— Что-то похожее…
В ответ прозвучал только лёгкий смех. В нём не было иронии, только предвкушение.
Через несколько минут сеанс был завершён. Инна зевнула, натянула плед, устроившись уютнее.
— Не знаю, что ты там нажимал, — пробормотала сквозь подушку, — но теперь даже мысли как будто идут ровнее. И слова… будто на вкус понятнее.
Комната снова погрузилась в тишину. «Друг» в интерфейсе сообщил, что загрузка модуля прошла успешно, активация пройдёт естественно — во сне и в процессе повседневной речи.

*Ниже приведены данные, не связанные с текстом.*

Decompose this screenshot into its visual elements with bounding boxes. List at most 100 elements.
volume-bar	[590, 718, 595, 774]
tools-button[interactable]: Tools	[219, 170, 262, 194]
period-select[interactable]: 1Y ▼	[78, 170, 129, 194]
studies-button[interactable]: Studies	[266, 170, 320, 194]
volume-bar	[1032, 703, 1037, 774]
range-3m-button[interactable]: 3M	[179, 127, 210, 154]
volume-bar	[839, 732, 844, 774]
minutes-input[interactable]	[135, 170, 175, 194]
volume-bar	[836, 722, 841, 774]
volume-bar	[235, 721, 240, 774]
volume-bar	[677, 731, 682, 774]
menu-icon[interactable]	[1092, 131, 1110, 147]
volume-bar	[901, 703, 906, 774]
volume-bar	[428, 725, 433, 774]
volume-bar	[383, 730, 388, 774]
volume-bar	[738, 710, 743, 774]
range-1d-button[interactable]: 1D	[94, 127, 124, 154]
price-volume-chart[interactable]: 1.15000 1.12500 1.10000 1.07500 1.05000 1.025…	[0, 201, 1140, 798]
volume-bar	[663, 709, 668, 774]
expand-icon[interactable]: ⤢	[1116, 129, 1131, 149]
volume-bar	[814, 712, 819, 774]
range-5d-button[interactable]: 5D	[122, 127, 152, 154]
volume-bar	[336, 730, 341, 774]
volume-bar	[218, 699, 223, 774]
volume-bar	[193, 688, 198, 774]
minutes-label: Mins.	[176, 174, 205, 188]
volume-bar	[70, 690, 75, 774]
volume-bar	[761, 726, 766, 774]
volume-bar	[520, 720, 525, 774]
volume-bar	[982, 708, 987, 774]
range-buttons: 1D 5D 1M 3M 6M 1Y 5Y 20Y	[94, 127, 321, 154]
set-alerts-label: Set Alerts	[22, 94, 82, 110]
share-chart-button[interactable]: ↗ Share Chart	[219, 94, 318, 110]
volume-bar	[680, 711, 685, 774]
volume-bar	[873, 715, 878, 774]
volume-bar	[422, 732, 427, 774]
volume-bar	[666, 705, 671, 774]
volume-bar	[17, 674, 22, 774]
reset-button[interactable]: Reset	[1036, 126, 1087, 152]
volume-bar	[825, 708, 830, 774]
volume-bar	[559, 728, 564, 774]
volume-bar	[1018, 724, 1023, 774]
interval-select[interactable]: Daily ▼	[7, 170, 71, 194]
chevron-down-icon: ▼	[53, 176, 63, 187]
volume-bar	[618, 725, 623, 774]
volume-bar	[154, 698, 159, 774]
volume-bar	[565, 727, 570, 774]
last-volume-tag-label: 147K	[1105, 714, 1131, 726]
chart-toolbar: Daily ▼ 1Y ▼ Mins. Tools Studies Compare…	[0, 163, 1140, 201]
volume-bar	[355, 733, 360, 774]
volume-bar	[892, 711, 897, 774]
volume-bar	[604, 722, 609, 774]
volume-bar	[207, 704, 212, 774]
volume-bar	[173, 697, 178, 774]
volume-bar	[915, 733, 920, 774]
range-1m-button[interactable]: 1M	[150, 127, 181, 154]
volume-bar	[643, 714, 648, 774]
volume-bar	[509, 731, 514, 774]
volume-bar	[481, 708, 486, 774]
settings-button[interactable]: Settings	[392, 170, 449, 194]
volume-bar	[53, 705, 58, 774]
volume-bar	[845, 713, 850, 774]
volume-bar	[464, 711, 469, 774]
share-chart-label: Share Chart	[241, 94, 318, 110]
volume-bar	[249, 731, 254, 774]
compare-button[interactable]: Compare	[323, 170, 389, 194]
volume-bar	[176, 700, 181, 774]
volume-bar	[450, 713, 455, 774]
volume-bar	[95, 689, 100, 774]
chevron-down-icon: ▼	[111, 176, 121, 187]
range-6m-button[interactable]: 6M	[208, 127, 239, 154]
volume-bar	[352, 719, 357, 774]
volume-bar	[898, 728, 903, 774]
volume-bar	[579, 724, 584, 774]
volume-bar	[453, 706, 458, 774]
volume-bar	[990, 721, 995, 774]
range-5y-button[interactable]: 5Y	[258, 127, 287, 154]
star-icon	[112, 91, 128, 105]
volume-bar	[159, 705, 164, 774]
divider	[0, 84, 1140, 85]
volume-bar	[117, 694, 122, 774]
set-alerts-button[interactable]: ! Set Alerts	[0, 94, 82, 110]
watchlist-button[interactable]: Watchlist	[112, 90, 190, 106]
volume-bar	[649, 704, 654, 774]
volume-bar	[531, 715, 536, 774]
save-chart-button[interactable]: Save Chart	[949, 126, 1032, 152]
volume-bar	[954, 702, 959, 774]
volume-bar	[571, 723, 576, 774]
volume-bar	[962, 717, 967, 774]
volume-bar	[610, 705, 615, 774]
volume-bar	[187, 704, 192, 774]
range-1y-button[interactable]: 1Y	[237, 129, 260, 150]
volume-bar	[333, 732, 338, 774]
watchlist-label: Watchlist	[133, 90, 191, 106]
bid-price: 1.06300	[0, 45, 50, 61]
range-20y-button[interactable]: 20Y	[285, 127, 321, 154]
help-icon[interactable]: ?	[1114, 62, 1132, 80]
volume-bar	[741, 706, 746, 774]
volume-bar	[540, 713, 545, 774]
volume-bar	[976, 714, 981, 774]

Осталось только подождать. И наблюдать, как интеллект Инны, ранее сдерживаемый усталостью и обстоятельствами, расправит свои крылья.
Рядом, в комнате мамы Иннынастенные часы отбили половину восьмого. За окном голубел рассвет. Инна прижалась ближе:
— Знаешь, мне с тобой не страшно. Даже если завтра скажешь, что мы летим на Луну — я только попрошу взять тёплое одеяло.
Легкая улыбка была ей ответом, моя рука коснулась её ладони.
День обещал быть ясным.
Глава 4
Прошло всего пару дней, но эффект оказался куда сильнее, чем я рассчитывал. Инна не просто начала читать по-польски — она понимала язык. Причём не так, как человек, выучивший новые слова, а как будто чувствовала их на уровне интонации, подтекста, скрытых смыслов.
— Костя, — сказала она, прищурившись после очередного разговора с буфетчицей, пожилой полькой, в госпитале, — она говорила, что кекс свежий, но на самом деле подумала про меня какую-то гадость. Я слышала это. Точнее… ощутила.
Я остановился, внимательно посмотрев на неё. В глазах Инны появилось напряжение.
— Это уже не просто понимаю язык, — продолжила она, — я… я легко считываю с людей эмоции, мотивации, мысли, которые они даже не озвучивают. Это… немного страшно.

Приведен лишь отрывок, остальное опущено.